Kapolsek Talang Ubi AKP Ardiansyah, S.H., menjelaskan peristiwa bermula dari laporan pihak perusahaan setelah petugas keamanan memergoki para pelaku sedang mengumpulkan brondolan sawit di Blok 07 Divisi IV pada Kamis (23/7/2026) sekitar pukul 15.30 WIB.
Saat melaksanakan patroli rutin, dua petugas keamanan perusahaan yakni Mustar Alam dan Rio Arianto mendapati tiga orang sedang memasukkan brondolan sawit ke dalam karung. Temuan tersebut segera dilaporkan kepada Kepala Divisi IV Heri Prayitno, yang kemudian bergerak bersama tim menuju lokasi kejadian.
Sesampainya di lokasi, tim melihat ketiga pelaku hendak meninggalkan area perkebunan dengan mengendarai dua unit sepeda motor sambil membawa empat karung berisi sekitar 320 kilogram brondolan sawit. Pihak keamanan segera melakukan pengejaran, hingga akhirnya dua pelaku berhasil diamankan, sedangkan satu orang lainnya sempat melarikan diri.
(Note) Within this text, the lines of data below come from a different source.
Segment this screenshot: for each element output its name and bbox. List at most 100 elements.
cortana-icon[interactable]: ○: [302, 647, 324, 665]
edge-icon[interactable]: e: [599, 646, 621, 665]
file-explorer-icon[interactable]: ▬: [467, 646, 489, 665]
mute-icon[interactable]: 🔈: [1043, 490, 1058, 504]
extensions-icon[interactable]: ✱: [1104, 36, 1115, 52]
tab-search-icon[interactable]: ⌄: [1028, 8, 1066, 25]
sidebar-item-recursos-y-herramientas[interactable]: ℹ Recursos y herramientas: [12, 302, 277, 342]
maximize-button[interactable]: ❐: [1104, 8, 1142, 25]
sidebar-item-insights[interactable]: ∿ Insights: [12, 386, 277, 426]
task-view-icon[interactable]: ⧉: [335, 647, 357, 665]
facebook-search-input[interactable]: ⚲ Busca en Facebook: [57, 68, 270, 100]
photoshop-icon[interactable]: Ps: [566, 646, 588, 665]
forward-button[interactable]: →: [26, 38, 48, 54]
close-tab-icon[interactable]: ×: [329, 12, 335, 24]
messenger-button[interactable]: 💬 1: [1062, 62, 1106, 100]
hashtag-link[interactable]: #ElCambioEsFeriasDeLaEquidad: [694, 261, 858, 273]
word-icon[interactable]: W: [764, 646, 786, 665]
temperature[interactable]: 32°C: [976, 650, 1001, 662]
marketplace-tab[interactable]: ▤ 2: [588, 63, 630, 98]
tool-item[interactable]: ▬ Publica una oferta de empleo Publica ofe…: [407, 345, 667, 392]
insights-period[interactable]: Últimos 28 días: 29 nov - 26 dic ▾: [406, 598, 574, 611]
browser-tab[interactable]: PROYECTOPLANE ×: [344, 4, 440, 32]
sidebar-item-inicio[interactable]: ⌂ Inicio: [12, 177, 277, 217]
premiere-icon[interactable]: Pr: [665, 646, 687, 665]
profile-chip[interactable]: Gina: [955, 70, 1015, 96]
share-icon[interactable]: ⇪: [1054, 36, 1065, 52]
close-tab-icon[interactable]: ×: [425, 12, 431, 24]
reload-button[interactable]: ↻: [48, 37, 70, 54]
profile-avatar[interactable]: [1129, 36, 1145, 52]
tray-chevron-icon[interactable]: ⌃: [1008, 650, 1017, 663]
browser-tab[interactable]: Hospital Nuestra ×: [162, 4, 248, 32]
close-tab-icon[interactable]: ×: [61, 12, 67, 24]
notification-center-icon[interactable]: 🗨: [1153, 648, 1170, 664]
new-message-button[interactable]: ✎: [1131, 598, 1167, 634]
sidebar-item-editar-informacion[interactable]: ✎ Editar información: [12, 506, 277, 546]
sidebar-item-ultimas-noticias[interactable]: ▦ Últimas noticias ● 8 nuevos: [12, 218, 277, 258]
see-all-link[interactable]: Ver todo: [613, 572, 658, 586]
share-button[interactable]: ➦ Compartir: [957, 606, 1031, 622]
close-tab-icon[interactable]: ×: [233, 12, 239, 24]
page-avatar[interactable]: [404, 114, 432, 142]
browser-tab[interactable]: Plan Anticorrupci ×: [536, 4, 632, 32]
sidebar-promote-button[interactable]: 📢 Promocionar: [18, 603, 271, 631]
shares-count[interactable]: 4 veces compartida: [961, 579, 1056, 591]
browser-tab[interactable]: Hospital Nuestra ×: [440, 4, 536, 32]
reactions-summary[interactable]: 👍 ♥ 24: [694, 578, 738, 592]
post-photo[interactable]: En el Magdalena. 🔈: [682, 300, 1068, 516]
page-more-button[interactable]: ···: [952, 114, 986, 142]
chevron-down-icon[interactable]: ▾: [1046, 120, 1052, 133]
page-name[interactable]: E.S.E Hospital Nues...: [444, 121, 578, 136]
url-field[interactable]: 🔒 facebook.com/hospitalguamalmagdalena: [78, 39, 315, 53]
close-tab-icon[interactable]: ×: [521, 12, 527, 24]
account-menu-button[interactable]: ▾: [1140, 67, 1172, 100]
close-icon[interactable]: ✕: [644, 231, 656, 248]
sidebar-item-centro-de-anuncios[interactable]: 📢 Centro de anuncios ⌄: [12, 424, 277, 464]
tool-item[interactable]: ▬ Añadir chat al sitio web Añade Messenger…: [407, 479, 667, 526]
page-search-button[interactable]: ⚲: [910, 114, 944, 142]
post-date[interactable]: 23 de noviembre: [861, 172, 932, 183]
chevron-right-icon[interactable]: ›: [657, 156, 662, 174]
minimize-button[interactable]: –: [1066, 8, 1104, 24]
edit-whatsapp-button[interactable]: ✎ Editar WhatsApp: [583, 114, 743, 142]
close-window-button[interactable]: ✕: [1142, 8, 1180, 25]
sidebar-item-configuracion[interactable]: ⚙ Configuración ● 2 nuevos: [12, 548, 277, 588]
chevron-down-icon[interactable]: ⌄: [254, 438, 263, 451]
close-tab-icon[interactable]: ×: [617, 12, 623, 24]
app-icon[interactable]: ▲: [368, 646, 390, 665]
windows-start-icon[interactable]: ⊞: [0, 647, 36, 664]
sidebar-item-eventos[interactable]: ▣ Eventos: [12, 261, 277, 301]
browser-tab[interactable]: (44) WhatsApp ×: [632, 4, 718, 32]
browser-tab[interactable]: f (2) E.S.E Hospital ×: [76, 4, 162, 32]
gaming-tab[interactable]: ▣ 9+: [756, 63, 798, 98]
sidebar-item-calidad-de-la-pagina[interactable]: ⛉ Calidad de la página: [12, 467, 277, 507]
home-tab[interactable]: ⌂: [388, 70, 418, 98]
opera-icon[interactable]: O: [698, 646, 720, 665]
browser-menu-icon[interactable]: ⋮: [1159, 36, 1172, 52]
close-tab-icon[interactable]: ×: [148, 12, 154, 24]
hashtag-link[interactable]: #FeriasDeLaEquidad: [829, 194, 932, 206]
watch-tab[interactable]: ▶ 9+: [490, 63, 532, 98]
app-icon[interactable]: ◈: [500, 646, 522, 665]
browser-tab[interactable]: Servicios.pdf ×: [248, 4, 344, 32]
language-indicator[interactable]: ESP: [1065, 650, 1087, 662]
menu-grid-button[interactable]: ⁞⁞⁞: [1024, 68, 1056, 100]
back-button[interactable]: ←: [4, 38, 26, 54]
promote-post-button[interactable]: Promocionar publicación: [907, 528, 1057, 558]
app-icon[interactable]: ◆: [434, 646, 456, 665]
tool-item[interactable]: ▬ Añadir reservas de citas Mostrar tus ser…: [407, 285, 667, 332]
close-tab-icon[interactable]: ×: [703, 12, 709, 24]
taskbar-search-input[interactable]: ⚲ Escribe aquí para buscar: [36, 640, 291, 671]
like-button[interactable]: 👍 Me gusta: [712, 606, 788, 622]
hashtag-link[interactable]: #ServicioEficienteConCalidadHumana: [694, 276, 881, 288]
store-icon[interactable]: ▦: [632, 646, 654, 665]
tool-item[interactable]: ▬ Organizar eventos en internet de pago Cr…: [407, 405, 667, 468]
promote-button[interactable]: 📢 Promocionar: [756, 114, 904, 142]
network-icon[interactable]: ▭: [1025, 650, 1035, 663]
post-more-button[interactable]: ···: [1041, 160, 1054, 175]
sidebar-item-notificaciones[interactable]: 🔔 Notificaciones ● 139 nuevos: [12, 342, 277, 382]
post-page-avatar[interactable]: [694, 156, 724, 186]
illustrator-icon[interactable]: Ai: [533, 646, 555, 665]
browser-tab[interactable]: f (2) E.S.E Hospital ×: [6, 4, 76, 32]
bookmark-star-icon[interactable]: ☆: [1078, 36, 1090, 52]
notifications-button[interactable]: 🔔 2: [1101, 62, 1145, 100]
Kedua pelaku yang berhasil ditangkap berinisial Pi (38) dan H (18), keduanya merupakan warga Dusun III Lubuk Mumpo, Kecamatan Gunung Megang, Kabupaten Muara Enim. Polisi turut menyita barang bukti berupa empat karung berisi brondolan sawit serta dua unit sepeda motor Honda tanpa nomor polisi yang digunakan untuk melarikan hasil curian.
Akibat perbuatan tersebut, PT Surya Bumi Agro Langgeng menderita kerugian materiil senilai Rp3.867.648, dan selanjutnya melaporkan peristiwa ini ke Polsek Talang Ubi untuk diproses sesuai ketentuan hukum yang berlaku.
"Begitu menerima laporan, kami langsung memerintahkan Unit Reskrim yang dipimpin Ipda Suryadinata, S.Psi., M.Si. turun ke lokasi. Tim berhasil mengamankan dua pelaku beserta barang bukti, sementara satu pelaku lainnya sudah kami ketahui identitasnya dan saat ini masih terus kami kejar," ujar AKP Ardiansyah.
Saat ini kedua tersangka beserta barang bukti telah diamankan di kantor Polsek Talang Ubi untuk menjalani proses penyidikan lebih lanjut. Penyidik juga terus melengkapi berkas perkara sekaligus berkoordinasi dengan Jaksa Penuntut Umum. Kedua pelaku disangkakan melanggar Pasal 477 Undang-Undang Nomor 1 Tahun 2023 tentang Kitab Undang-Undang Hukum Pidana (KUHP) terkait dugaan tindak pidana pencurian dengan pemberatan.